His debut included 5 catches for 57 yards and a highlight-reel, Randy-Moss-esque jump ball in the end zone for his first career touchdown.
“Throwing the ball to him is a gift every single day,” Morgan said.
Now imagine Wright lined up opposite fellow wideout Chris Autman-Bell, who’s still week-to-week after warming up but not playing Thursday.
The results? A near 2-to-1 time of possession advantage, a 50/50 split in run and pass production, and the stones to go for it on fourth down in your own territory against a defense that returned a lot of talent from last year’s national championship game participant.
“That just shows how [Fleck] believes in us and obviously we got a big, explosive run off of it,” Morgan said of Ibrahim’s 56-yard run on 4th-and-1 from Minnesota’s 29-yard line. “The look in the huddle was, ‘We are going for it and we are going to get it.’ So there was a ton of belief in there and there was not an ounce of doubt.”
Goldy even appears to have found a kicker. Kent State transfer Matthew Trickett looked comfortable on his 46-yard field goal to bring Minnesota within a score early in the fourth quarter.
Defensively, the Gophers got after quarterback CJ Stroud in his first collegiate start. The redshirt freshman would settle in, but Minnesota made some plays against perhaps the nation’s top receiving corps.
Work remains against the run. Ohio State gashed the Gophers for 7.7 yards per rush.
“There are some things that we have to clean up as a defense, there are ways we can play better,” defensive end Boye Mafe said. “You can never play a perfect game but just take things away, like those big plays, and find ways to make them better and clean up the things we need to clean up and come back and respond next game.”

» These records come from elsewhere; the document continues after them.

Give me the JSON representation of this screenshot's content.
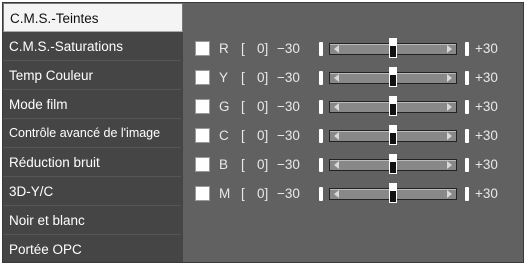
{
  "menu": {
    "items": [
      {
        "label": "C.M.S.-Teintes",
        "active": true
      },
      {
        "label": "C.M.S.-Saturations"
      },
      {
        "label": "Temp Couleur"
      },
      {
        "label": "Mode film"
      },
      {
        "label": "Contrôle avancé de l'image"
      },
      {
        "label": "Réduction bruit"
      },
      {
        "label": "3D-Y/C"
      },
      {
        "label": "Noir et blanc"
      },
      {
        "label": "Portée OPC"
      }
    ]
  },
  "sliders": {
    "open_bracket": "[",
    "min_label": "−30",
    "max_label": "+30",
    "rows": [
      {
        "letter": "R",
        "value": "0]",
        "level": 0
      },
      {
        "letter": "Y",
        "value": "0]",
        "level": 0
      },
      {
        "letter": "G",
        "value": "0]",
        "level": 0
      },
      {
        "letter": "C",
        "value": "0]",
        "level": 0
      },
      {
        "letter": "B",
        "value": "0]",
        "level": 0
      },
      {
        "letter": "M",
        "value": "0]",
        "level": 0
      }
    ]
  }
}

The talent disparity was on display when Haskell Garrett returned a Morgan strip-sack fumble 32 yards for a touchdown in the third quarter. Near perfection is needed to pull of a mammoth upset, and Minnesota admittedly didn’t achieve that Thursday.
“Next week, the standard of how we play needs to improve,” Fleck said. “This is not good enough.”
Moving forward, so much depends on Mohamed. But a MAC-PAC-12 sandwich of Miami (Ohio), Colorado and Bowling Green presents an opportunity for further development for a team that showed it can hang with the best of them.
“I am proud of their fight and proud of how hard they played,” Fleck said. “I am proud of our fans and thankful for everyone coming out. That was special, especially our student body. It was good to have that football feel back, but comparing it to the Daytona 500, it is now time for our next race.”